The Ferrari footprint
Going back to the ‘leaving the room’ test, people would – it might be imagined – desert their banks in droves if they perceived any viable alternative with better-tailored product and service attributes. They are held back by fear and lack of real consumer choice.
Correspondingly, banks see little need to innovate because the people in charge of them (to use Larreché’s own colourful language) are “managing a prison.” He is talking about a bureaucratic business culture averse to risk. He lumps banks together with the likes of Ford and General Motors which he ironically refers to as “some of the most charitable organisations in the world” – because through unionisation and bureaucratic muddle, they have lost the plot.
By contrast, the ‘momentum brand’ of the present and future is, in Larreché’s view, more like Ferrari. That might seem a surprising exemplar for a global brand because, as he himself says, probably only 50,000 of the prestige sports cars have ever been made. And, interestingly, there are still fewer owners – an estimated 20,000 (a substantial number owning up to four cars).

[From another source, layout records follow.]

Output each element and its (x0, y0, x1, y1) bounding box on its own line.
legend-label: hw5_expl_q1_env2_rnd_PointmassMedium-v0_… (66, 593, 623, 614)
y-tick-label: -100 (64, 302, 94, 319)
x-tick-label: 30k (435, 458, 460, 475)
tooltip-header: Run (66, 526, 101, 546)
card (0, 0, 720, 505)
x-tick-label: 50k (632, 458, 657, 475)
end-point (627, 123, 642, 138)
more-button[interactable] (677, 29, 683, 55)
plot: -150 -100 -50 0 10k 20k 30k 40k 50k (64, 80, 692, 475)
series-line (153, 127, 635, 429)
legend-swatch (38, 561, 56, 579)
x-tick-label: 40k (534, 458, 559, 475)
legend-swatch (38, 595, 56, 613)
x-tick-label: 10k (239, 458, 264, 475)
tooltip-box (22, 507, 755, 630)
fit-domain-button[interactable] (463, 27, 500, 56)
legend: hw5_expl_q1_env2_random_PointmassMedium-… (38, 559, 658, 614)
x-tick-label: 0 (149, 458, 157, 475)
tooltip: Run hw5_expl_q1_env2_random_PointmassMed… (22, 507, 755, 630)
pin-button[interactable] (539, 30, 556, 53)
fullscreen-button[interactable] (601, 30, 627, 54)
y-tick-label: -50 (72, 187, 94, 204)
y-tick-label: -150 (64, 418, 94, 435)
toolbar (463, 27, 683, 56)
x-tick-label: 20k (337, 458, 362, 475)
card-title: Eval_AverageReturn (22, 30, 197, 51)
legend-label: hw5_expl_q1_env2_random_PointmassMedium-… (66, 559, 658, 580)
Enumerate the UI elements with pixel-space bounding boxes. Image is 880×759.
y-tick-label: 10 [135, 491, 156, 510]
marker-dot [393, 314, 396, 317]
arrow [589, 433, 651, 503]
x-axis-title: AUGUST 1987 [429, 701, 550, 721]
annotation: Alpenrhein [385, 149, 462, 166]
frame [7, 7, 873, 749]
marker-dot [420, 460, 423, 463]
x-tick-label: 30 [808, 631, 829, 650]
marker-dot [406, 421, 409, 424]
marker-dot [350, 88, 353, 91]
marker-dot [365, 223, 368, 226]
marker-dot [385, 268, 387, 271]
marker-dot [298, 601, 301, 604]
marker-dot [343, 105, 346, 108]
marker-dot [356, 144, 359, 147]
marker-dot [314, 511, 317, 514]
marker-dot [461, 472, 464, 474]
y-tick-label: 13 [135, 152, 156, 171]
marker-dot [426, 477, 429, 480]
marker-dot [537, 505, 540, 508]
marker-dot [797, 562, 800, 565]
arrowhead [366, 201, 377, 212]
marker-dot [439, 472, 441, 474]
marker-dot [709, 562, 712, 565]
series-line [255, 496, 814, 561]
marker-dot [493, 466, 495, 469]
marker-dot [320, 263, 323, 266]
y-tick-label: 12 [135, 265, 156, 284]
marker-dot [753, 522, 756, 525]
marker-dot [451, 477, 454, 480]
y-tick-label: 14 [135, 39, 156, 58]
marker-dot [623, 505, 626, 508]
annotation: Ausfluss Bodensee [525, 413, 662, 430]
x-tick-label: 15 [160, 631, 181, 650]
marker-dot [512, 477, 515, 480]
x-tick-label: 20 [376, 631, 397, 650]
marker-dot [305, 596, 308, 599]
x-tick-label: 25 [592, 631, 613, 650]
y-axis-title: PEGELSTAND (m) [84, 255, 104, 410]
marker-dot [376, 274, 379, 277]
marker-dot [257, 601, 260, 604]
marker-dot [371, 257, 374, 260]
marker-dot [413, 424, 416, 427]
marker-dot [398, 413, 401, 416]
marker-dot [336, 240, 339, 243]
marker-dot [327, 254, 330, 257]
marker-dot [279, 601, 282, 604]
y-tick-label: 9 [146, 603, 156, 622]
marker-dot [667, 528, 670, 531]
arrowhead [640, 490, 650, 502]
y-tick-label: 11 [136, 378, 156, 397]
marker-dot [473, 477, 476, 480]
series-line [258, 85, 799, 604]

That doesn’t sound much of a global footprint, even if the company behind Ferrari, Fiat, does itself have a multinational presence (not an association that Ferrari plays on, as it happens).
Levitt was wrong
The point that Larreché is making, however, is about the people who do not, and never will, own a Ferrari. These, the petrol-heads and would-be arrivistes, he reckons run into tens of millions of people worldwide. It is this constituency which gives Ferrari its “power offer” and makes it a centre of consistent innovative excellence.
So size is not everything where global brands are concerned. Larreché went on to reinforce his point (and he was not unique at the conference in doing this) by castigating Unilever’s ‘disastrous’ strategy of downsizing from about 1600 to 400 power brands. The strategy misunderstood a fundamental point about global brands: their all-powerful local cultural context.
Surprisingly few so-called global brands have real global traction. This was the finding of another speaker, Nigel Hollis, chief global analyst at Millward Brown. According to MB BrandZ research, 84% of these brands have a significant presence in one country only.
Many brands, which may be massive in the US like Bud Lite or Jack Daniel’s, fail to travel well because their emotional appeal is alien to other local markets. Fine-tuning their appeal would be a massive undertaking.
Hollis foreshadowed Larreché’s critique of Unilever by pointing to the case of Bombril – a kind of brillo pad massive in Brazil – which the company jettisoned as part of its brands purge, simply because it had no traction elsewhere. A case, he implied, of casting out the baby with the bathwater.
His message, which in a way underlined the theme of the entire conference, was this. When professor Ted Levitt described “the world’s needs and desires becoming irrevocably homogenized” back in 1983, he got it wrong. Or at very least, he got his timescale entirely wrong.